Bij besluit van 4 mei 2021 heeft UWV geweigerd De Groene Engel toestemming te verlenen de arbeidsovereenkomst met [verweerster] op grond bedrijfseconomische redenen te mogen opzeggen.
2.11.
Het UWV oordeelde dat [verweerster] voldoende aannemelijk had gemaakt en De Groen Engel onvoldoende had weersproken dat de (nieuwe) functies van programmeur A en de medewerker programmering voor [verweerster] passend kunnen zijn. Deze functies sluiten volgens het UWV aan op de opleiding en ervaring van [verweerster] en De Groene Engel heeft volgens het UWV onvoldoende onderbouwd dat [verweerster] niet geschikt is voor deze functies.
2.12.
De Groene Engel vindt dat het UWV een onjuiste beslissing heeft genomen en verzoekt nu de kantonrechter de arbeidsovereenkomst te ontbinden onder toekenning van een transitievergoeding aan [verweerster] . [verweerster] vindt dat dat verzoek moet worden afgewezen. Mocht het verzoek wel worden toegewezen dan kan dit volgens [verweerster] enkel op basis van de i-grond en moet aan haar naast een verhoogde transitievergoeding ook een billijke vergoeding van € 15.831,71 bruto wordt toegekend en ook worden bepaald dat zij tot het einde van haar dienstverband nog aanspraak kan blijven maken op een scholingsbudget.

3.De beoordeling

Wat is de kern?
3.1.
Partijen zijn het (met het UWV) over veel zaken eens: er bestaat voor De Groene Engel een (bedrijfseconomische) aanleiding om te reorganiseren, de oude functie van [verweerster] is niet onderling uitwisselbaar met één van de nieuwe functies en is komen te vervallen. Hier gaat de kantonrechter dan ook vanuit. In die zin is voldaan aan de redelijke grond zoals bedoeld onder art. 7:699 lid 1 jo. lid 3 onder a: ‘het noodzakelijkerwijs vervallen van arbeidsplaatsen als gevolg van het wegens bedrijfseconomische omstandigheden treffen van maatregelen voor een doelmatige bedrijfsvoering’.
3.2.
De Groene Engel heeft in haar verzoekschrift gesteld dat [verweerster] door haar wijze van opereren na haar boventalligheid zichzelf inmiddels nagenoeg onmogelijk heeft gemaakt om verbonden te blijven aan en met De Groene Engel.
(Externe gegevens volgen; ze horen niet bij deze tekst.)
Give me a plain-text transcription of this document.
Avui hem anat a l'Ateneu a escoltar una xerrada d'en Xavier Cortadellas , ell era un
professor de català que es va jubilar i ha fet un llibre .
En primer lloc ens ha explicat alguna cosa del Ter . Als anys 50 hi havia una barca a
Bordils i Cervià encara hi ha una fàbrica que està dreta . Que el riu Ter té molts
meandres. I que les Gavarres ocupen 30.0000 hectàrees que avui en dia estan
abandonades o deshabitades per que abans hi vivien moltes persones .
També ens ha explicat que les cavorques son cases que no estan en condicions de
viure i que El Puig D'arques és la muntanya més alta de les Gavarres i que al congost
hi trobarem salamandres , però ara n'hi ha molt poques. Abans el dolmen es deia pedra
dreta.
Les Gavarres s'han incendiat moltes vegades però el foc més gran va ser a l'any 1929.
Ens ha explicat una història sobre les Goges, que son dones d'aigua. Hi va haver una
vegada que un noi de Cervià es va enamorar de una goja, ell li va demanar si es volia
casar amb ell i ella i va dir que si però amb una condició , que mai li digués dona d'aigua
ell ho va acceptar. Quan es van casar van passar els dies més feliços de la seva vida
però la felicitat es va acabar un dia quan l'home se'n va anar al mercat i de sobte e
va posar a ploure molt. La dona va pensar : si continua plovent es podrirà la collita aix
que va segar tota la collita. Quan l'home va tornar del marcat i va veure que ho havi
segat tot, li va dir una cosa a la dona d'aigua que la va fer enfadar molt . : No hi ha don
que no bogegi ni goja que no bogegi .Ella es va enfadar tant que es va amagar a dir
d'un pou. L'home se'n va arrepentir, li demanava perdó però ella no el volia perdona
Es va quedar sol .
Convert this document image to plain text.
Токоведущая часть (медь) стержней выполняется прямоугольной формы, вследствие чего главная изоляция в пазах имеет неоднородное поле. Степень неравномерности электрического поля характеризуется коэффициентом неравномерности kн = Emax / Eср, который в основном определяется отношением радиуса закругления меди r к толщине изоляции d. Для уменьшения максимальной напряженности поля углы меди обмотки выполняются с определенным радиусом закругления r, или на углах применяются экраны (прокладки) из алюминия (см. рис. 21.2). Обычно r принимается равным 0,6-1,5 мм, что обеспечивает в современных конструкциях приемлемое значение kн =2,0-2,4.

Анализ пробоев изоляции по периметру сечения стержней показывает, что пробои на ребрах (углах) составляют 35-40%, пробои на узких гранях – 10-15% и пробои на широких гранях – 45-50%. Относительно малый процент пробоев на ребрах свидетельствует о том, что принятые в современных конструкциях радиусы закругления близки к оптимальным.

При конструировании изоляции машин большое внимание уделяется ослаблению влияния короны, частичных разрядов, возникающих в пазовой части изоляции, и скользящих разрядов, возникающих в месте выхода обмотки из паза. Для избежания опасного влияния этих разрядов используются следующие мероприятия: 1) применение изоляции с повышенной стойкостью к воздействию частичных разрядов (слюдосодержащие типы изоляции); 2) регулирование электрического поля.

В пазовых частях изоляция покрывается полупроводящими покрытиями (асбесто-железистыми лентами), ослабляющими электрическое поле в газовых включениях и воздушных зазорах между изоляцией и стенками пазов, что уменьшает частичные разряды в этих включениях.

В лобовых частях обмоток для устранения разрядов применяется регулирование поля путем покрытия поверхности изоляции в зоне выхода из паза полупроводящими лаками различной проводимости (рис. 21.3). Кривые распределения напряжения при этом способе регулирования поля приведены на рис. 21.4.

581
Tijdens de mondelinge behandeling heeft De Groene Engel op het punt gestaan de grondslag van haar verzoek uit te breiden door te stellen dat inmiddels óók sprake is van een (duurzaam) verstoorde arbeidsrelatie. De Groene Engel heeft daar uiteindelijk vanaf gezien.
3.3.
Wat partijen in deze procedure in hoofdzaak
juridischverdeeld houdt, en waarover een beslissing moet worden genomen, is of herplaatsing van [verweerster] binnen een redelijke termijn, al dan niet met behulp van scholing, in een andere passende functie mogelijk is of in de rede ligt.
Concreet gaat het daarbij om het antwoord op de vraag of de nieuwe functie van programmeur A voor [verweerster] een passende functie is en De Groene Engel haar die functie moet aanbieden om te voldoen aan de op haar rustende, wettelijke inspanningsverplichting [verweerster] te herplaatsen. Daarbij gaat het er om wat in de gegeven omstandigheden in redelijkheid van een werkgever kan worden gevergd (vgl. HR 16 februari 2018, ECLI:NL:HR:2018:220, rov. 3.5.2 en HR 18 januari 2019, ECLI:NL:HR:2019:64, rov. 3.4.2). Bij beantwoording van de vraag of herplaatsing niet in de rede ligt, gaat het niet enkel om omstandigheden die niet-herplaatsing vanzelfsprekend doen zijn, maar daarbij kunnen ook redelijkheidsargumenten een rol spelen. Daarmee wordt de werkgever een zekere beoordelingsruimte gelaten.
3.4.
[verweerster] vindt dat de nieuwe functie van programmeur A een voor haar passende functie is (die haar daarom moet worden aangeboden), terwijl De Groene Engel op het standpunt staat dat die nieuwe functie niet passend is en [verweerster] ook daarom niet in die functie kan worden herplaatst. Partijen zijn het er (inmiddels) over eens dat de nieuwe functie van medewerker programmering geen passende functie is, althans dat deze functie bij de beoordeling van de op De Groene Engel rustende inspanningsverplichting tot herplaatsing buiten beschouwing kan blijven.
3.5.
Van een passende functie is sprake als deze aansluit bij de opleiding, ervaring en capaciteiten van de werknemer (vgl. art. 9 lid 3 Ontslagregeling). Anders dan bij de vraag of functies onderling uitwisselbaar zijn en inhoudelijk met elkaar worden vergeleken, gaat het hier om de vraag naar geschiktheid van de werknemer, [verweerster] , voor een vacante functie, in dit geval die van programmeur A. De kantonrechter zal in deze zaak beoordelen of De Groene Engel in redelijkheid heeft kunnen komen tot haar oordeel dat de functie programmeur A niet dan wel onvoldoende aansluit bij de opleiding, ervaring en capaciteiten van [verweerster] en daarom niet passend is. Het gaat hier uit de aard van de zaak om een beoordeling van de werkgever naar de toekomst toe, die zij wel moet kunnen onderbouwen, maar waarbij een andere werkgever misschien tot een ander oordeel komt.
3.6.
Uit het verweerschrift van [verweerster] blijkt dat zij van mening is dat De Groene Engel de ontbinding van de arbeidsovereenkomst verzoekt omdat [verweerster] zou disfunctioneren (de zogeheten d-grond). Dat is echter niet de redelijke grond zoals bedoeld in art. 7:699 lid 1 en onder 3 BW die De Groene Engel aan haar verzoek ten grondslag heeft gelegd.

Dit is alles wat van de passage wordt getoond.